In A League All Its Own
(originally published in Cape Cod LIFE, April/May 1994)
For decades, one of the Cape’s most memorable summer attractions has been its own amateur baseball league. An organization made up of ten teams and boasting some of the best college players in the country, the Cape Cod Baseball League (CCBL) has long been, as Boston Red Sox talent scout Bill Enos has said, the best-organized non-professional league around.
In its present form, the CCBL claims over a century’s worth of tradition: nearly one thousand former players who have made it into the Major Leagues (150 presently playing), high attendance, and even a short list of alumni in Major League Baseball’s Hall of Fame at Cooperstown, New York.

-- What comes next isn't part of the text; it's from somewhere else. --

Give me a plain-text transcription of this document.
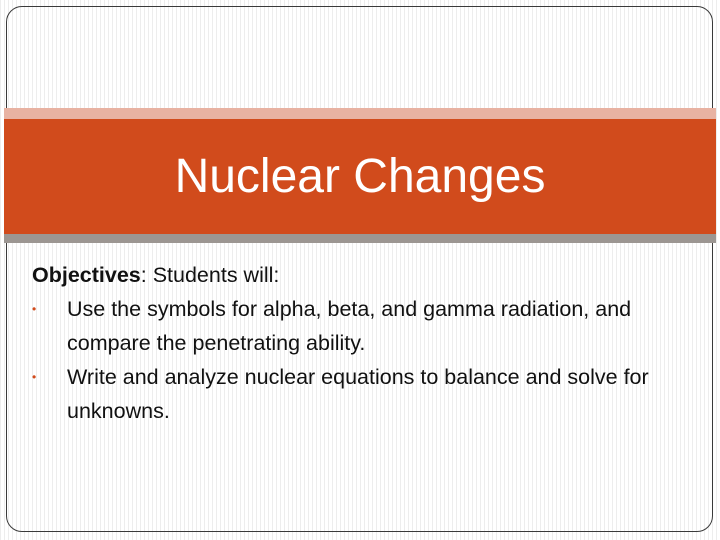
Nuclear Changes

Objectives: Students will:

• Use the symbols for alpha, beta, and gamma radiation, and compare the penetrating ability.
• Write and analyze nuclear equations to balance and solve for unknowns.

As much as any natural or manmade attraction that Cape Cod has to offer, the CCBL draws and delights thousands of natives and vacationers alike who visit any one of ten natural grass diamonds each summer. But a well-liked as baseball on the Cape may now be, it has not always been this popular or even this secure. With a loose history dating back to the American Civil War, the CCBL has gone through some lows a well as highs, a merger, a takeover, and even its share of controversy.
Whether or not Abner Doubleday is accepted as the father of modern baseball is less controversial when one considers that the Civil War was the true progenitor of America’s favorite game. When not engaged in actual combat, readiness drills, or marches, Civil War soldier often found themselves with little to do other than to pass time playing baseball.

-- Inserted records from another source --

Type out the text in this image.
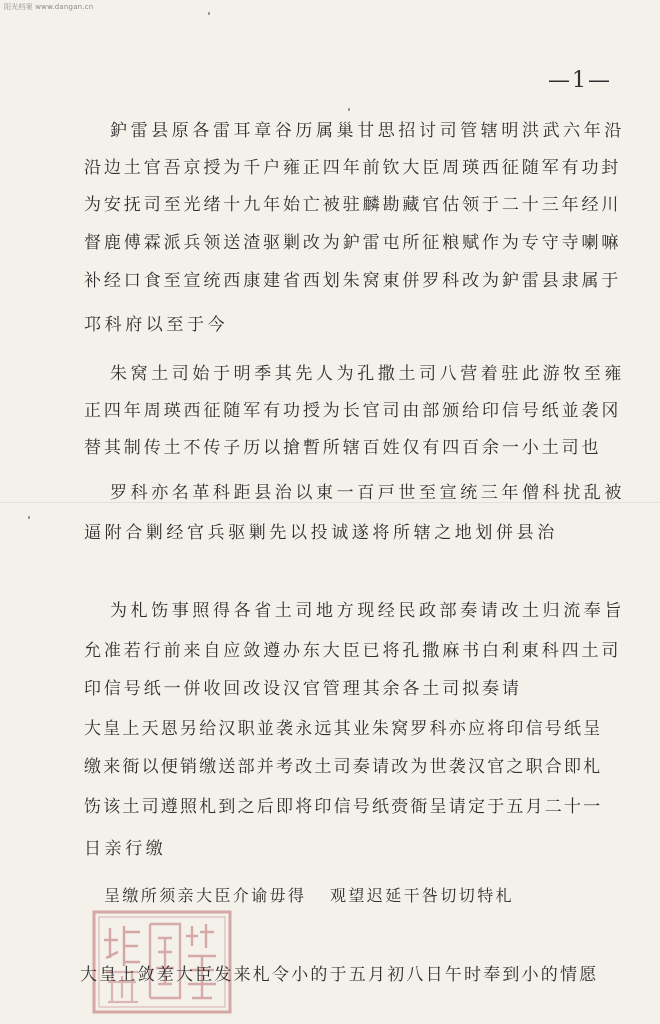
阳光档案 www.dangan.cn
—1—
鈩雷县原各雷耳章谷历属巢甘思招讨司管辖明洪武六年沿
沿边土官吾京授为千户雍正四年前钦大臣周瑛西征随军有功封
为安抚司至光绪十九年始亡被驻麟勘藏官估领于二十三年经川
督鹿傅霖派兵领送渣驱剿改为鈩雷屯所征粮赋作为专守寺喇嘛
补经口食至宣统西康建省西划朱窝東併罗科改为鈩雷县隶属于
邛科府以至于今
朱窝土司始于明季其先人为孔撒土司八营着驻此游牧至雍
正四年周瑛西征随军有功授为长官司由部颁给印信号纸並袭冈
替其制传土不传子历以搶暫所辖百姓仅有四百余一小土司也
罗科亦名革科距县治以東一百戸世至宣统三年僧科扰乱被
逼附合剿经官兵驱剿先以投诚遂将所辖之地划併县治
为札饬事照得各省土司地方现经民政部奏请改土归流奉旨
允准若行前来自应敛遵办东大臣已将孔撒麻书白利東科四土司
印信号纸一併收回改设汉官管理其余各土司拟奏请
大皇上天恩另给汉职並袭永远其业朱窝罗科亦应将印信号纸呈
缴来衙以便销缴送部并考改土司奏请改为世袭汉官之职合即札
饬该土司遵照札到之后即将印信号纸赍衙呈请定于五月二十一
日亲行缴
呈缴所须亲大臣介谕毋得 观望迟延干咎切切特札
大皇上敛差大臣发来札令小的于五月初八日午时奉到小的情愿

After the war, it was some of those same soldiers who took home this entertaining pastime to places all over the unified nation, including Cape Cod. The earliest-known, yet unverified, date of an organized game played on the Cape is in the summer of 1865. The first recorded date of a game, however, is August 13, 1867, when the Barnstable Patriot reported that a team of nine from Sandwich, calling themselves the “Nichols Club” played host to a visiting Cummaquid squad.
The Nichols Club of Sandwich was named after a retired sea captain-Edward Nichols. The generous Captain Nichols loaned, at no charge, a parcel of land on which the fledgling team of Sandwich ball players practiced. To show their appreciation, the players named their team after him.
Soon after this Sandwich game, the Patriot reported another game played at the October 1867 Agricultural Fair between the same Cummaquid club of West Barnstable and the Mattakeesetts of Yarmouth. According to the report, Cummaquid won the contest 30 to 13 and brought home the prize of a silver-mounted carved black walnut bat.
Although consistent records are not available after the 1867 game, each year the Cape’s greatly anticipated baseball championship seems to have been decided at the County Agricultural Fair.
Not wanting to be left out, the other Cape Cod towns began organizing their own teams, and the era of “Town Teams” began. Records indicate that baseball was being played on the Cape from the 1870s onwards. In fact, the game became so popular with some, that players from Sandwich were said to have competed in mid-winter on the ice of Old Mill Pond with every player on skates.
As town teams became more popular, semi-professional players from around the country began to enter the local line-up. This development improved overall team play, but the growing semi-professional status of team became a mixed blessing. Greater competition between teams for better quality players created more financial demands. Teams like the Hyannis Club found themselves charging admission for the first time. This same team became the first to sell nonrefundable season’s tickets. The price was $2 per person-woman free.